Along with their chosen texts, readers took a moment to reflect on their relationship with Community Bookstore. Mary Morris, author of The River Queen, discussed how it provided a haven when she first moved to the area in the 1980s. 

“You couldn’t get brunch anywhere, but there was a bookstore,” she said, “It became home right away.”

Since then, Park Slope has changed rapidly, Morris explained. But throughout its evolution, the Community Bookstore has remained a constant.

For Jonathan Safran Foer, author of Eating Animals and Extremely Loud and Incredibly Close, the emotions were equally strong. 

“To think of Park Slope without the Community Bookstore is, to me, like thinking of Park Slope without [Prospect Park],” said Foer, who read passages from Sea Under: Love by David Grossman. “It’s that indispensable.”

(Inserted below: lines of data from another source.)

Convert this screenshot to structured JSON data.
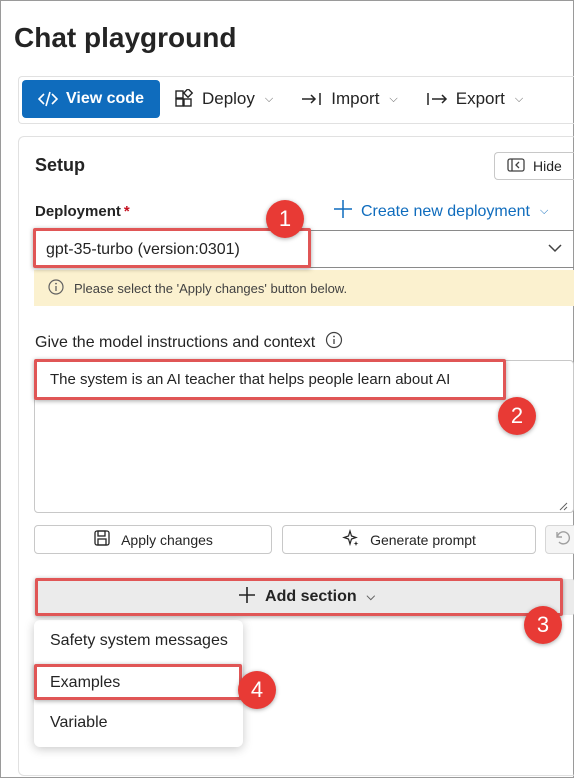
{
  "page": {
    "title": "Chat playground"
  },
  "toolbar": {
    "view_code": "View code",
    "deploy": "Deploy",
    "import": "Import",
    "export": "Export"
  },
  "setup": {
    "title": "Setup",
    "hide": "Hide",
    "deployment_label": "Deployment",
    "required_mark": "*",
    "create_new": "Create new deployment",
    "deployment_value": "gpt-35-turbo (version:0301)",
    "warning": "Please select the 'Apply changes' button below.",
    "instructions_label": "Give the model instructions and context",
    "instructions_value": "The system is an AI teacher that helps people learn about AI",
    "apply_changes": "Apply changes",
    "generate_prompt": "Generate prompt",
    "add_section": "Add section"
  },
  "menu": {
    "items": [
      "Safety system messages",
      "Examples",
      "Variable"
    ]
  },
  "badges": [
    "1",
    "2",
    "3",
    "4"
  ],
  "colors": {
    "primary": "#0f6cbd",
    "highlight": "#e05656",
    "badge": "#e83a35",
    "warning_bg": "#fbf1cf",
    "required": "#c50f1f"
  }
}
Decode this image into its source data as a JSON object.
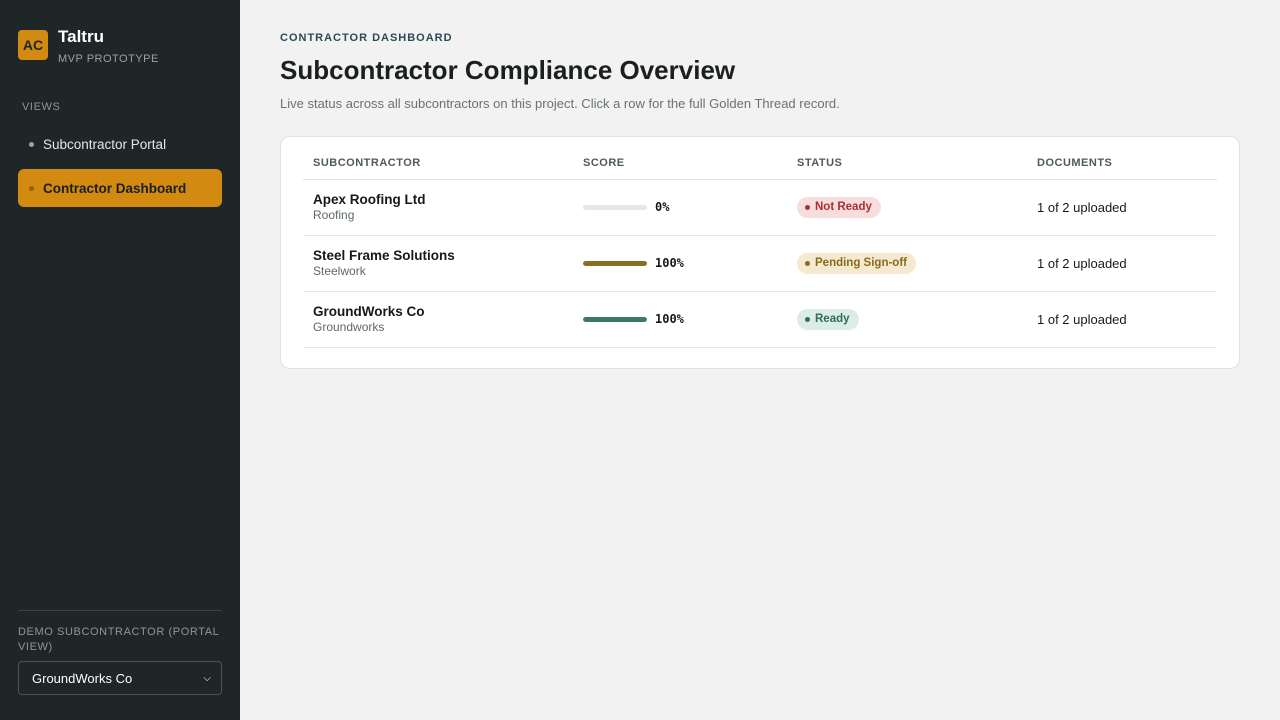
{
  "sidebar": {
    "logo_initials": "AC",
    "app_name": "Taltru",
    "app_tagline": "MVP PROTOTYPE",
    "views_label": "VIEWS",
    "nav": [
      {
        "label": "Subcontractor Portal",
        "active": false
      },
      {
        "label": "Contractor Dashboard",
        "active": true
      }
    ],
    "demo_label": "DEMO SUBCONTRACTOR (PORTAL VIEW)",
    "demo_selected": "GroundWorks Co"
  },
  "header": {
    "eyebrow": "CONTRACTOR DASHBOARD",
    "title": "Subcontractor Compliance Overview",
    "subtitle": "Live status across all subcontractors on this project. Click a row for the full Golden Thread record."
  },
  "table": {
    "columns": [
      "SUBCONTRACTOR",
      "SCORE",
      "STATUS",
      "DOCUMENTS"
    ],
    "rows": [
      {
        "name": "Apex Roofing Ltd",
        "trade": "Roofing",
        "score_label": "0%",
        "score": 0,
        "bar_color": "#e2e3e3",
        "status": "Not Ready",
        "status_bg": "#f7dddd",
        "status_fg": "#a8322f",
        "documents": "1 of 2 uploaded"
      },
      {
        "name": "Steel Frame Solutions",
        "trade": "Steelwork",
        "score_label": "100%",
        "score": 100,
        "bar_color": "#8a6d1e",
        "status": "Pending Sign-off",
        "status_bg": "#f5e9cf",
        "status_fg": "#8a6a1e",
        "documents": "1 of 2 uploaded"
      },
      {
        "name": "GroundWorks Co",
        "trade": "Groundworks",
        "score_label": "100%",
        "score": 100,
        "bar_color": "#3d7a64",
        "status": "Ready",
        "status_bg": "#dcede5",
        "status_fg": "#2f6e57",
        "documents": "1 of 2 uploaded"
      }
    ]
  },
  "colors": {
    "accent": "#d28a10",
    "sidebar_bg": "#1f2627",
    "page_bg": "#f1f2f1"
  }
}
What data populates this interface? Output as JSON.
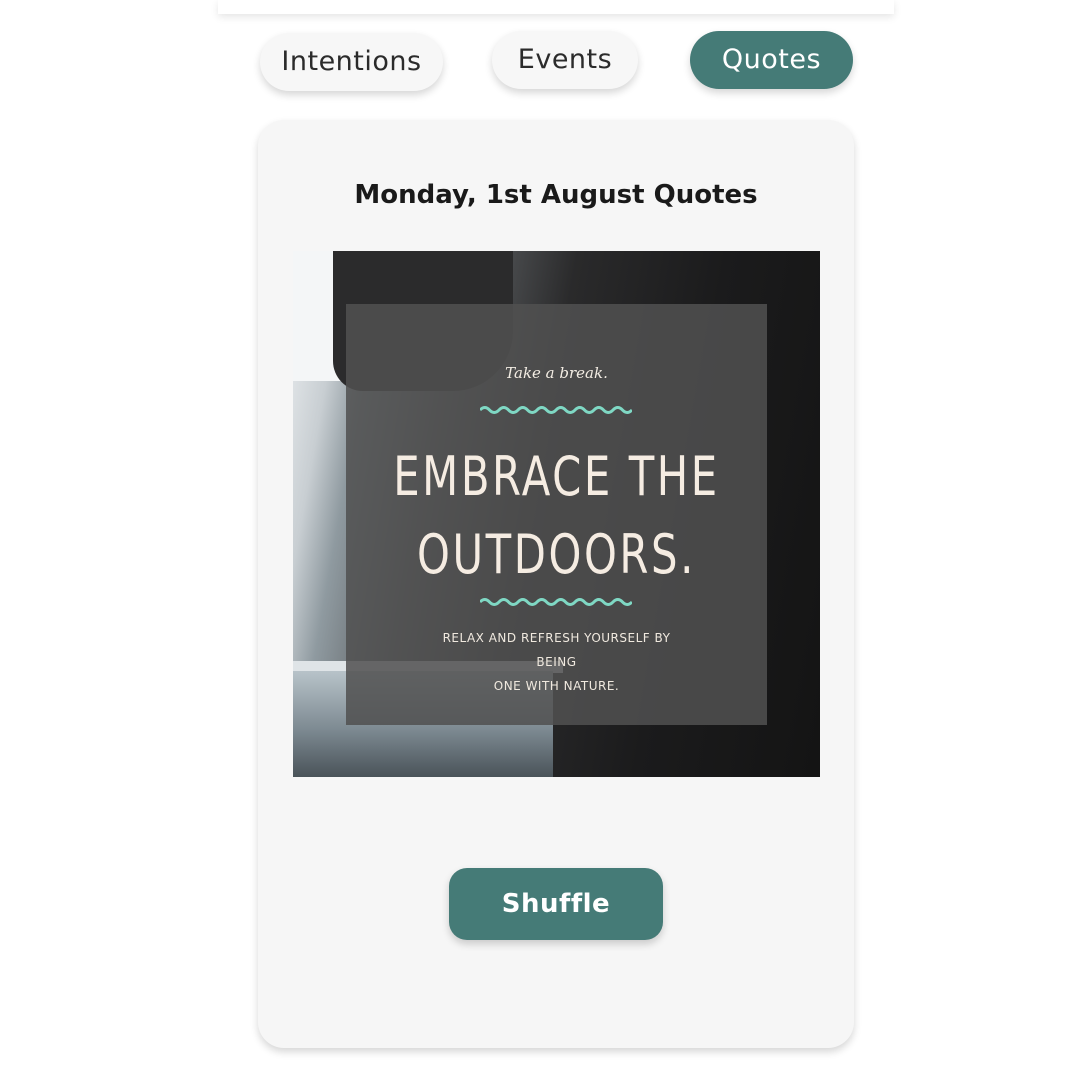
{
  "colors": {
    "accent": "#457b77",
    "wave": "#7fd8c4"
  },
  "tabs": [
    {
      "label": "Intentions",
      "active": false
    },
    {
      "label": "Events",
      "active": false
    },
    {
      "label": "Quotes",
      "active": true
    }
  ],
  "card": {
    "title": "Monday, 1st August Quotes"
  },
  "quote_image": {
    "tagline": "Take a break.",
    "headline_line1": "EMBRACE THE",
    "headline_line2": "OUTDOORS.",
    "subtext_line1": "RELAX AND REFRESH YOURSELF BY BEING",
    "subtext_line2": "ONE WITH NATURE."
  },
  "actions": {
    "shuffle_label": "Shuffle"
  }
}
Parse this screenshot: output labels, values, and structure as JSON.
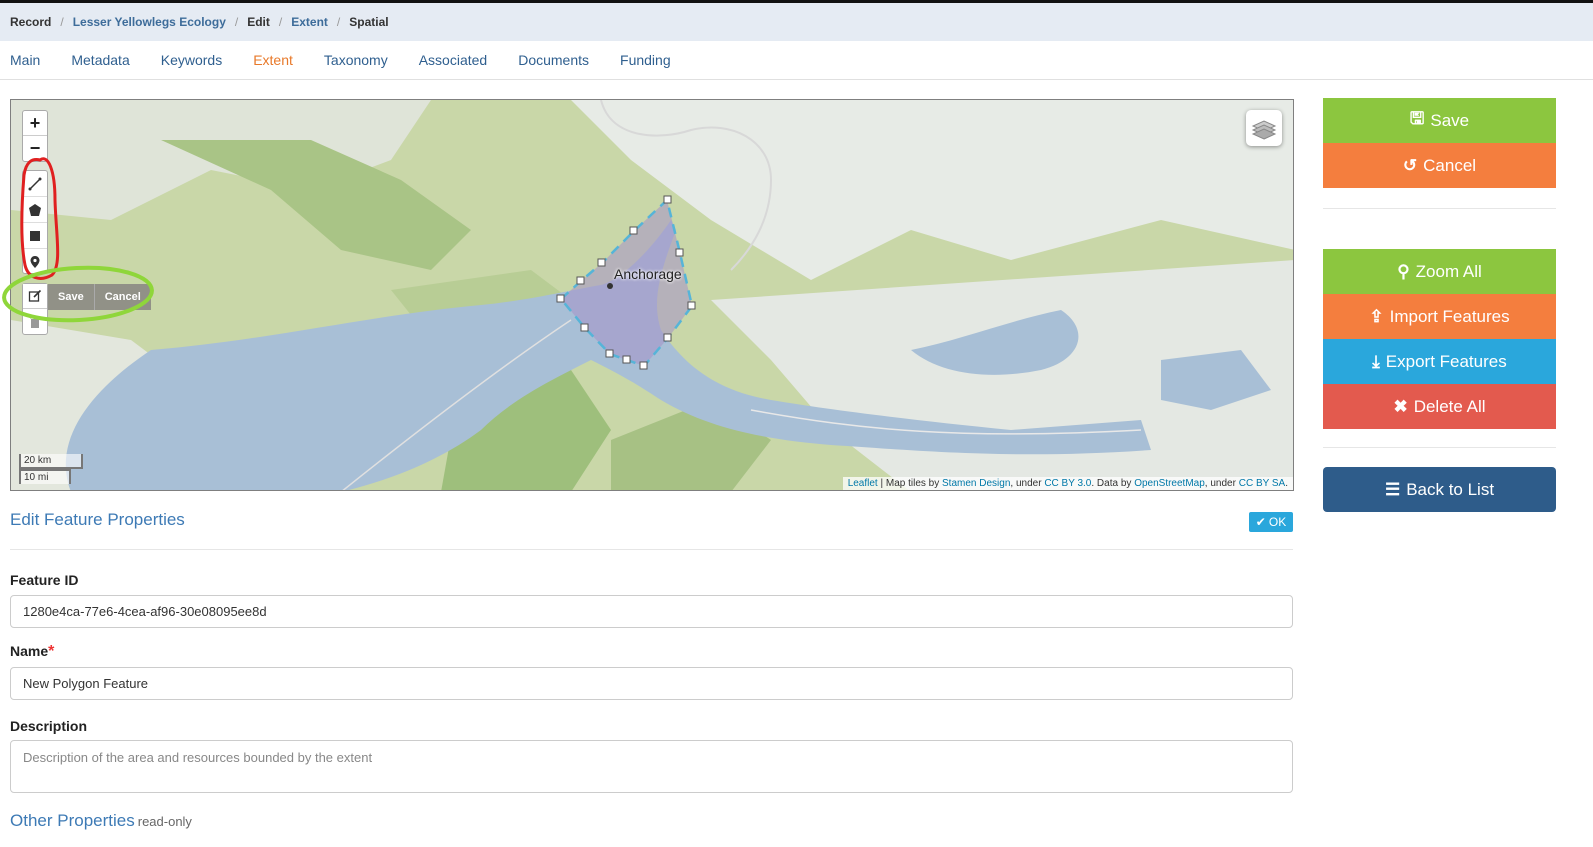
{
  "breadcrumb": [
    "Record",
    "Lesser Yellowlegs Ecology",
    "Edit",
    "Extent",
    "Spatial"
  ],
  "tabs": [
    {
      "label": "Main"
    },
    {
      "label": "Metadata"
    },
    {
      "label": "Keywords"
    },
    {
      "label": "Extent",
      "active": true
    },
    {
      "label": "Taxonomy"
    },
    {
      "label": "Associated"
    },
    {
      "label": "Documents"
    },
    {
      "label": "Funding"
    }
  ],
  "map": {
    "zoom_in": "+",
    "zoom_out": "−",
    "draw_tools": [
      "polyline-icon",
      "polygon-icon",
      "rectangle-icon",
      "marker-icon"
    ],
    "edit_actions": {
      "save": "Save",
      "cancel": "Cancel"
    },
    "place_label": "Anchorage",
    "scale": {
      "km": "20 km",
      "mi": "10 mi"
    },
    "attribution": {
      "leaflet": "Leaflet",
      "text1": " | Map tiles by ",
      "stamen": "Stamen Design",
      "text2": ", under ",
      "ccby": "CC BY 3.0",
      "text3": ". Data by ",
      "osm": "OpenStreetMap",
      "text4": ", under ",
      "ccbysa": "CC BY SA",
      "text5": "."
    }
  },
  "sidebar": {
    "save": "Save",
    "cancel": "Cancel",
    "zoom_all": "Zoom All",
    "import": "Import Features",
    "export": "Export Features",
    "delete_all": "Delete All",
    "back": "Back to List"
  },
  "properties": {
    "title": "Edit Feature Properties",
    "ok": "OK",
    "feature_id_label": "Feature ID",
    "feature_id": "1280e4ca-77e6-4cea-af96-30e08095ee8d",
    "name_label": "Name",
    "required_mark": "*",
    "name": "New Polygon Feature",
    "description_label": "Description",
    "description_placeholder": "Description of the area and resources bounded by the extent",
    "other_title": "Other Properties",
    "other_note": "read-only"
  },
  "colors": {
    "accent": "#e8792a",
    "link": "#3d7ab5",
    "save": "#8cc63f",
    "cancel": "#f47e3e",
    "export": "#2aa7dc",
    "delete": "#e35a4e",
    "back": "#2e5c8a"
  }
}
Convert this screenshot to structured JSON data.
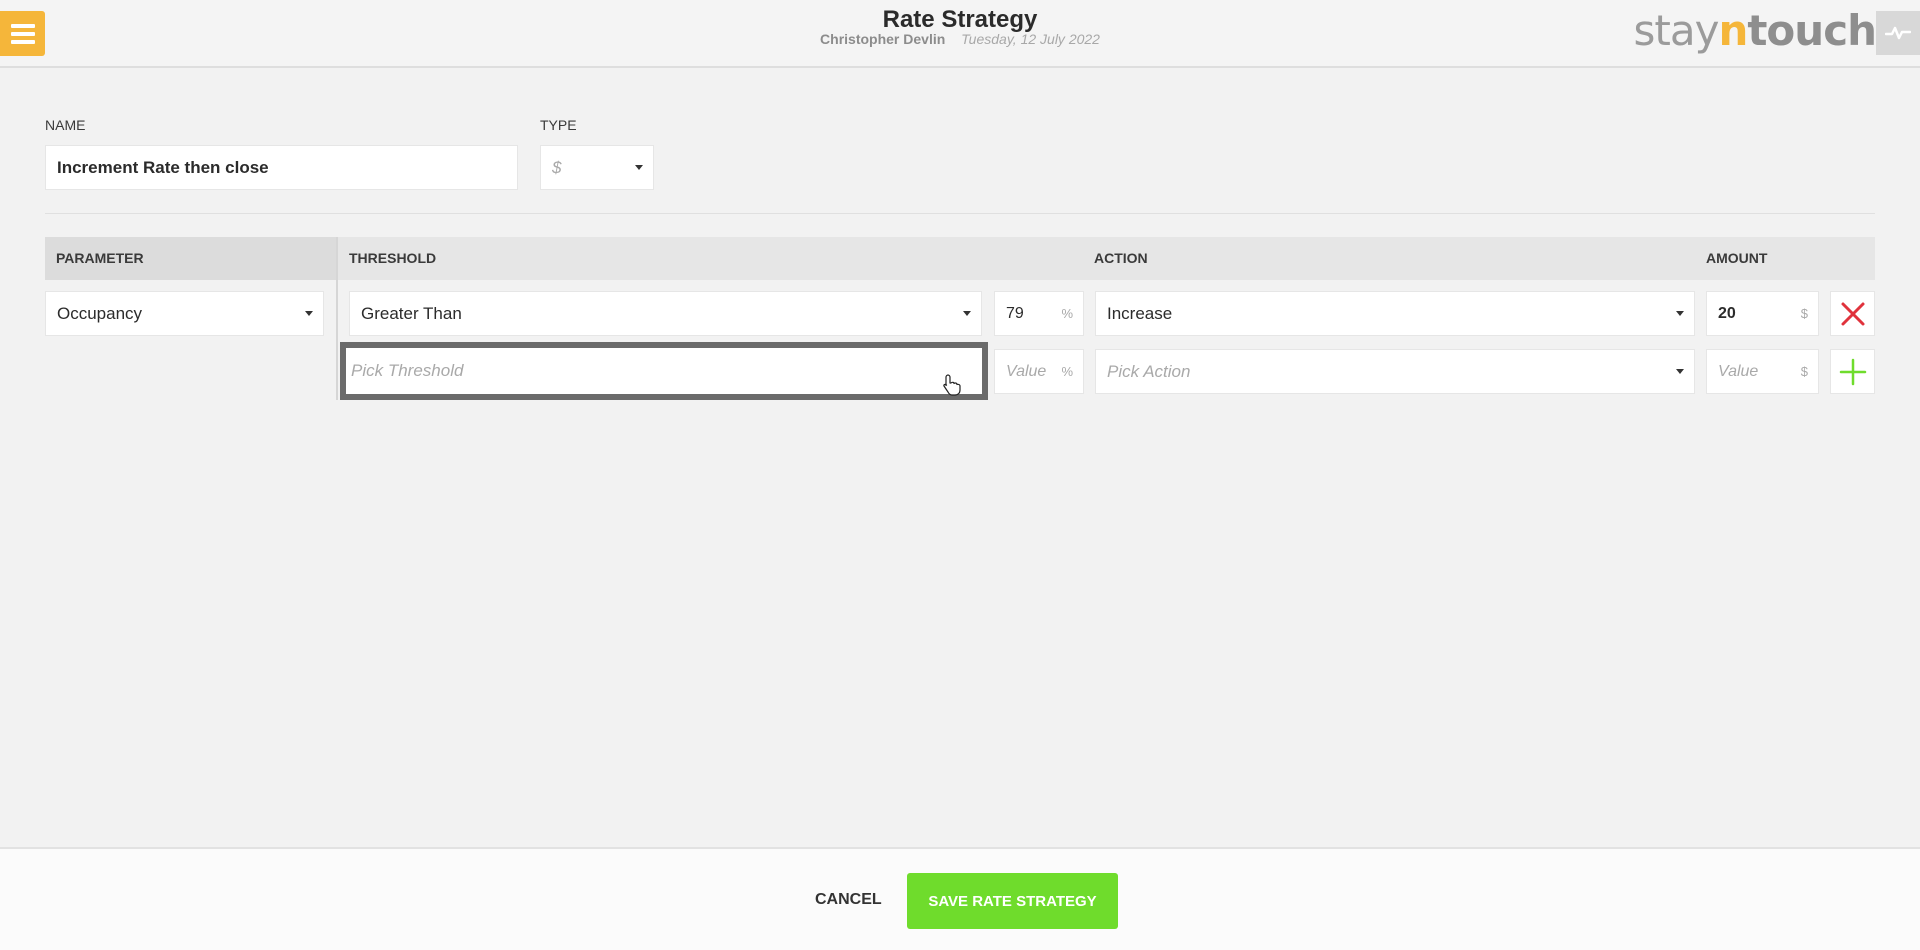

Founded by Susan Scioli in 1971, the Community Bookstore is one of the city’s oldest independent booksellers. After thirty years, Catherine Bohne became Ms. Scioli successor and made the bookstore a place of solace and refuge during the weeks following 9/11.

In 2007, struggling against the arrival of a neighboring Barnes and Nobles and the rising popularity of Amazon, the bookstore nearly closed. Fortunately, with the help of local investors, including neighborhood resident and longtime customer and actor John Turturro, the bookstore persevered. 

Now under the leadership of Goldstein and Valdez, the bookshop continues to preserve the traditions that solidified the bookseller’s place as a local treasure.

“Susan [Scioli] had the vision and the courage to open a bookstore in 1971, when Park Slope was still a risky place to do business,” said Goldstein. “Then she built the store’s reputation as a literary haven: where book lovers knew they could find the best literature and salespeople who loved to talk about it. Those are traditions we strive to continue.”

After the reading, Valdez and Goldstein invited attendees to an after party at the Community Bookstore, where guests were encouraged to help themselves to refreshments.

The mood was festive, as locals could mingle and enjoy the warm atmosphere that has made the Community Bookstore a staple in the area for so many years.